Со временем я примирился с этой постыдной правдой о жизни, которую открыл мне куратор. Однако, мне нравилась цель – возродить человечество, но в новом качестве: человечество, которое думает о своём будущем и не подвергает планету разорению. Поэтому я старался усердно учиться, донимал куратора Джозефа вопросами. Я представлял как однажды, применив собственную прививку от вируса, которую до сих пор не изобрели, выхожу наружу, под открытое небо и яркое солнце рука об руку с Ирис, чтобы спасти оставшихся людей, прячущихся в бункерах по всей планете.
Кстати, об Ирис. Похоже, мы стали парой. Мы часто бывали друг у друга в гостях, но, конечно же, только с помощью экранов. Мы шутили и смеялись, рассказывали друг другу много интересного, почерпнутого из книг и занятий, делились впечатлениями. Ну и не только это.

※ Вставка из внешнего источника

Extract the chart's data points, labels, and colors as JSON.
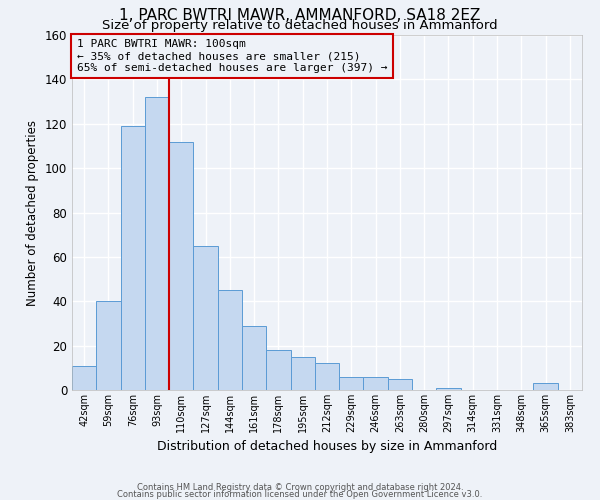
{
  "title": "1, PARC BWTRI MAWR, AMMANFORD, SA18 2EZ",
  "subtitle": "Size of property relative to detached houses in Ammanford",
  "xlabel": "Distribution of detached houses by size in Ammanford",
  "ylabel": "Number of detached properties",
  "bar_labels": [
    "42sqm",
    "59sqm",
    "76sqm",
    "93sqm",
    "110sqm",
    "127sqm",
    "144sqm",
    "161sqm",
    "178sqm",
    "195sqm",
    "212sqm",
    "229sqm",
    "246sqm",
    "263sqm",
    "280sqm",
    "297sqm",
    "314sqm",
    "331sqm",
    "348sqm",
    "365sqm",
    "383sqm"
  ],
  "bar_values": [
    11,
    40,
    119,
    132,
    112,
    65,
    45,
    29,
    18,
    15,
    12,
    6,
    6,
    5,
    0,
    1,
    0,
    0,
    0,
    3,
    0
  ],
  "bar_color": "#c5d8f0",
  "bar_edge_color": "#5b9bd5",
  "ylim": [
    0,
    160
  ],
  "yticks": [
    0,
    20,
    40,
    60,
    80,
    100,
    120,
    140,
    160
  ],
  "vline_x": 3.5,
  "vline_color": "#cc0000",
  "annotation_title": "1 PARC BWTRI MAWR: 100sqm",
  "annotation_line1": "← 35% of detached houses are smaller (215)",
  "annotation_line2": "65% of semi-detached houses are larger (397) →",
  "annotation_box_color": "#cc0000",
  "footer1": "Contains HM Land Registry data © Crown copyright and database right 2024.",
  "footer2": "Contains public sector information licensed under the Open Government Licence v3.0.",
  "background_color": "#eef2f8",
  "grid_color": "#ffffff",
  "title_fontsize": 11,
  "subtitle_fontsize": 9.5
}
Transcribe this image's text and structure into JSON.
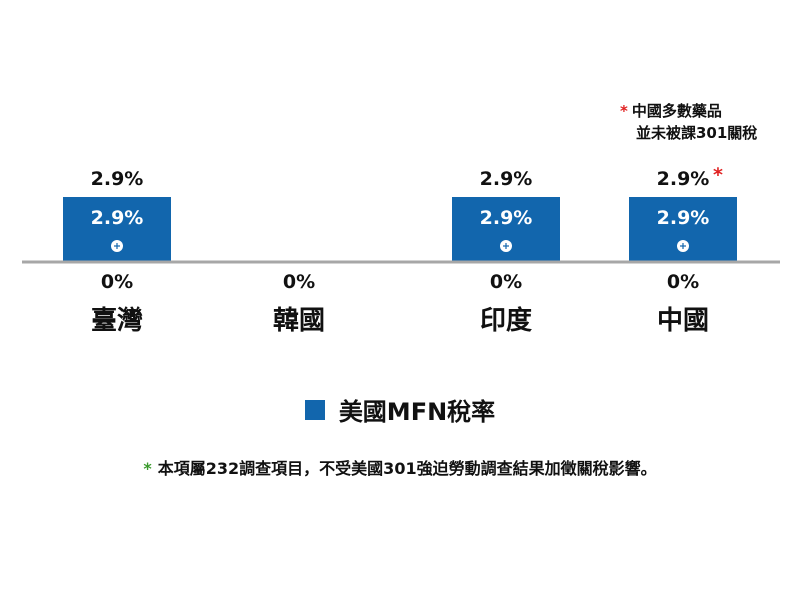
{
  "chart_data": {
    "type": "bar",
    "categories": [
      "臺灣",
      "韓國",
      "印度",
      "中國"
    ],
    "series": [
      {
        "name": "美國MFN稅率",
        "values": [
          2.9,
          0,
          2.9,
          2.9
        ],
        "top_labels": [
          "2.9%",
          "",
          "2.9%",
          "2.9%"
        ],
        "inner_labels": [
          "2.9%",
          "",
          "2.9%",
          "2.9%"
        ],
        "bottom_labels": [
          "0%",
          "0%",
          "0%",
          "0%"
        ]
      }
    ],
    "ylim": [
      0,
      2.9
    ],
    "grid": false,
    "legend": "bottom",
    "china_asterisk": "*"
  },
  "colors": {
    "bar": "#1266ad",
    "baseline": "#a7a7a7",
    "red_star": "#e02020",
    "green_star": "#3a9a2c"
  },
  "icons": {
    "bar_marker": "plus-circle-icon"
  },
  "notes": {
    "china_star": "*",
    "china_line1": "中國多數藥品",
    "china_line2": "並未被課301關稅",
    "footnote_star": "*",
    "footnote_text": "本項屬232調查項目，不受美國301強迫勞動調查結果加徵關稅影響。"
  },
  "legend": {
    "label": "美國MFN稅率"
  }
}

Ирис говорила мне, что однажды мы сможем обнять друг друга, прикоснуться, поцеловаться, когда придёт время инициации. Она говорила нежные слова и даже танцевала для меня. А я испытывал незнакомое мне прежде половое влечение. Конечно, я получил теоретические знания о том, как это бывает, знал, что это действие гормонов на наш мозг, выработанных с определённой целью, но то, что я испытывал – было за гранью раздела учебника анатомии.
После наших с Ирис свиданий, очень часто и весьма кстати в комнату въезжал аппарат для взятия анализов, заменивший на этом поприще няньку. Он был снабжён различными манипуляторами и полостями, обследующих состояние моего организма. Например, в одну выемку нужно было вложить руку, чтобы аппарат, надувая и сдувая манжету, измерил моё давление. Заодно проверялась температура и иногда бралась на анализ кровь. Но было там одно отверстие, о назначении которого я догадался не сразу. А когда догадался и попробовал им воспользоваться, сработала автоматика, которая сначала напугала меня, но потом я вошёл во вкус и уже ждал с нетерпением когда же снова приедет этот аппарат.
Я не очень распространялся о физиологических аспектах с моими собеседниками, мне это казалось неприличной темой для обсуждения. Гораздо приятнее бывало обсудить фильмы, которые я просматривал, мультфильмы, книги, музыку – всё, что составляло досуг.
Когда я полюбил китайские фильмы, где дурашливые и добродушные монахи, применяя своё мастерство, давали бой вооружённым до зубов многочисленным врагам, я начал скакать по комнате, буквально запрыгивая на стены, пытаясь повторить прыжки и удары ловких китайцев. Видя это, мне позволили проводить больше времени в Игровой комнате, где было больше возможностей для физической активности. Мои друзья и Ирис приходили туда не так часто, как приходил туда я, так что в основном я проводил время в одиночестве, тренируясь в каких-нибудь прыжках или подтягиваниях, чтобы потом удивить товарищей.